“Aquí va algo para ti, sólo porque eres mi mago maestro.” E.
Delicias que me regalas querida alumna, mi geisha deseada hasta la
eyaculación masturbatoria, me calientan tus carnes abundantes en su pálida
voluptuosidad exuberante, las amplias combas en mullidos excesos, las curvas
cárneas en sus máximos deleites, el todo de tu cuerpo monumental de generosa
hembra excesiva. El poeta se aferra con seguridad a las carnes de las
mujeres trozas. Naturales. Generosas. Deliciosamente voluptuosas, de glúteos
espléndidos, y muslos y hombros llenos, metáforas de la fertilidad, tal vez,
talladas en homenaje a una matrona insaciable de las postrimerías del
matriarcado; y en las mujeres rollizas de Rubens, y las madonas renacentistas,
el ideal femenino representado por la mujer madura y más opulenta que
desgarbada, de amplias, acogedoras pechugas, con los cebos de las rosas del
amor y la roja lujuria, un útero espacioso y una pelvis confortable y sólida, y
depósitos generosos que garanticen la lactancia suficiente a través de la
recurrencia de los paraísos orales, en ella están cuajadas todas las atracciones de la carne. Viva. Desnuda, deseable
(ii). Me erecta ese notorio pezón punzando el rojo erótico de tu corpiño, me
erecta gozar la íntima visión de tus bragas moradas que ni un macho ha
desvirgado con otro ojos no míos, me erecta tu escote con tus tetas opulentas
desbordando el brasier por su abundancia y sobresaliendo en los pliegues de tus
axilas en lúbricas blanduras.
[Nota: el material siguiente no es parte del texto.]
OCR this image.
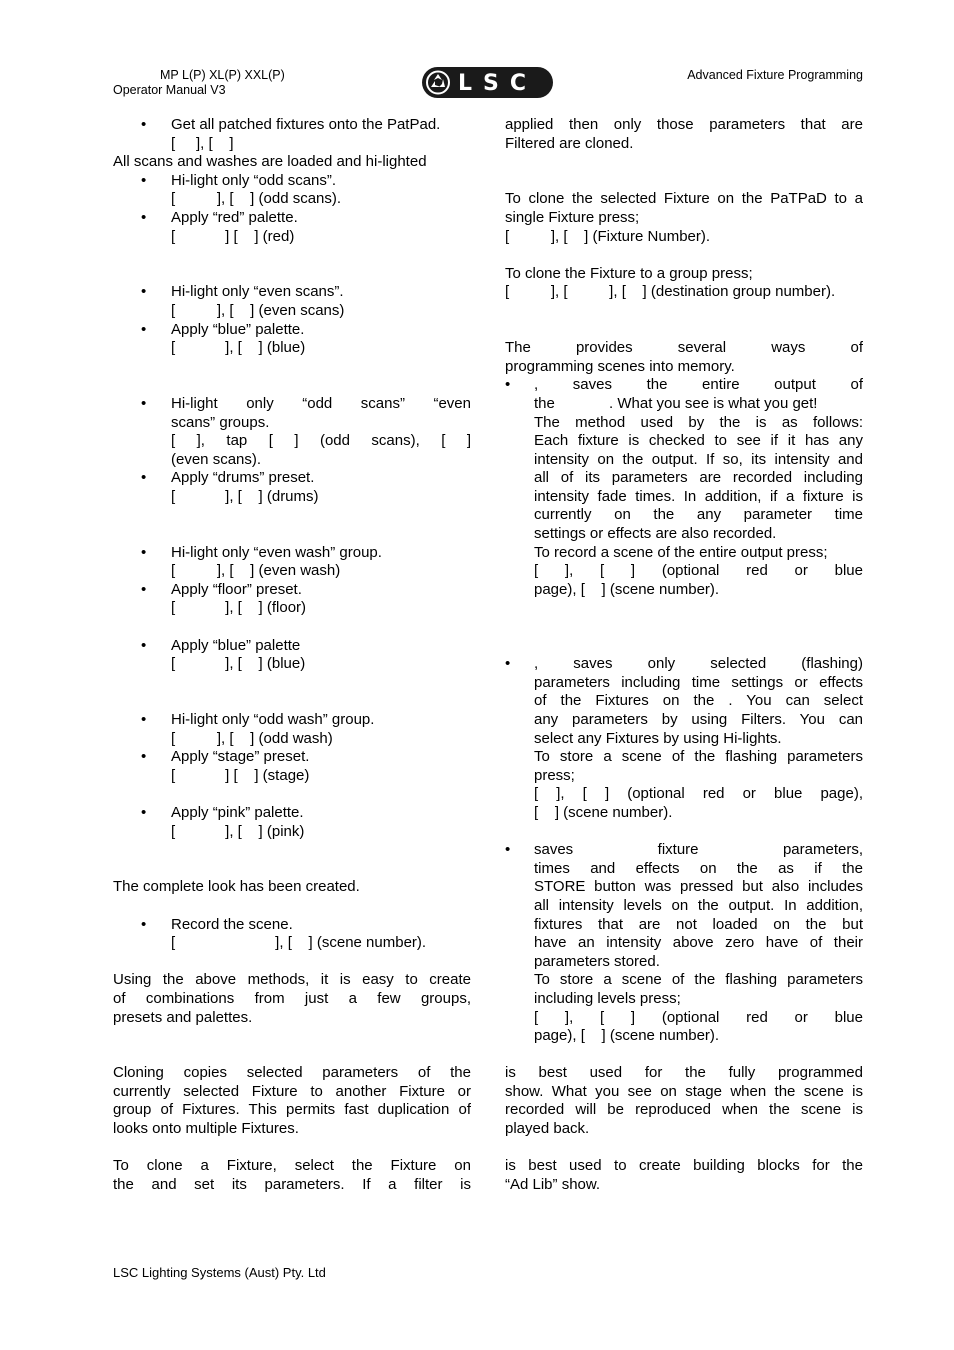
MP L(P) XL(P) XXL(P)
Operator Manual V3
Advanced Fixture Programming
LSC
• Get all patched fixtures onto the PatPad.
[     ], [    ]
All scans and washes are loaded and hi-lighted
• Hi-light only “odd scans”.
[          ], [    ] (odd scans).
• Apply “red” palette.
[            ] [    ] (red)
• Hi-light only “even scans”.
[          ], [    ] (even scans)
• Apply “blue” palette.
[            ], [    ] (blue)
• Hi-light only “odd scans” “even
scans” groups.
[ ], tap [ ] (odd scans), [ ]
(even scans).
• Apply “drums” preset.
[            ], [    ] (drums)
• Hi-light only “even wash” group.
[          ], [    ] (even wash)
• Apply “floor” preset.
[            ], [    ] (floor)
• Apply “blue” palette
[            ], [    ] (blue)
• Hi-light only “odd wash” group.
[          ], [    ] (odd wash)
• Apply “stage” preset.
[            ] [    ] (stage)
• Apply “pink” palette.
[            ], [    ] (pink)
The complete look has been created.
• Record the scene.
[                        ], [    ] (scene number).
Using the above methods, it is easy to create
of combinations from just a few groups,
presets and palettes.
Cloning copies selected parameters of the
currently selected Fixture to another Fixture or
group of Fixtures. This permits fast duplication of
looks onto multiple Fixtures.
To clone a Fixture, select the Fixture on
the and set its parameters. If a filter is
applied then only those parameters that are
Filtered are cloned.
To clone the selected Fixture on the PaTPaD to a
single Fixture press;
[          ], [    ] (Fixture Number).
To clone the Fixture to a group press;
[          ], [          ], [    ] (destination group number).
The provides several ways of
programming scenes into memory.
• , saves the entire output of
the             . What you see is what you get!
The method used by the is as follows:
Each fixture is checked to see if it has any
intensity on the output. If so, its intensity and
all of its parameters are recorded including
intensity fade times. In addition, if a fixture is
currently on the any parameter time
settings or effects are also recorded.
To record a scene of the entire output press;
[ ], [ ] (optional red or blue
page), [    ] (scene number).
• , saves only selected (flashing)
parameters including time settings or effects
of the Fixtures on the . You can select
any parameters by using Filters. You can
select any Fixtures by using Hi-lights.
To store a scene of the flashing parameters
press;
[ ], [ ] (optional red or blue page),
[    ] (scene number).
• saves fixture parameters,
times and effects on the as if the
STORE button was pressed but also includes
all intensity levels on the output. In addition,
fixtures that are not loaded on the but
have an intensity above zero have of their
parameters stored.
To store a scene of the flashing parameters
including levels press;
[ ], [ ] (optional red or blue
page), [    ] (scene number).
is best used for the fully programmed
show. What you see on stage when the scene is
recorded will be reproduced when the scene is
played back.
is best used to create building blocks for the
“Ad Lib” show.
LSC Lighting Systems (Aust) Pty. Ltd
No carecen de un encanto prometedor aquellas
mujeres cuya ropa las deja escapar a pedazos, un pecho arisco, unos muslos
suculentos, y cuyas nalgas se alejan prolongando la despedida de un temblor de
agradecimiento, o reproche, cuando se van. El regusto que deja una mujer que
retiene el agua justa como una ola. Y recuerda palabras como floreciente,
fruto, redondez, salud y mambo (ii). Me engolosino en la roja rosa de tu
boquita pintada, me imagino su saliva untando mi glande y tus labios coloreando
con su rojo fuego la suave piel del tronco de mi verga erguida, mientras tus
ojitos pícaros esperan ver a boca de jarro la erupción del denso semen de la
invocada eyaculación.
(i) “La espalda que bien resalga, / Y parisiense la nalga; / La
riñonada montuosa: / Decid si no soy hermosa.” Eustache Deschamps
(ii) Levemente editado de un párrafo de “Elogio de las mujeres
gordas”, del poeta nadaísta Eduardo Escobar.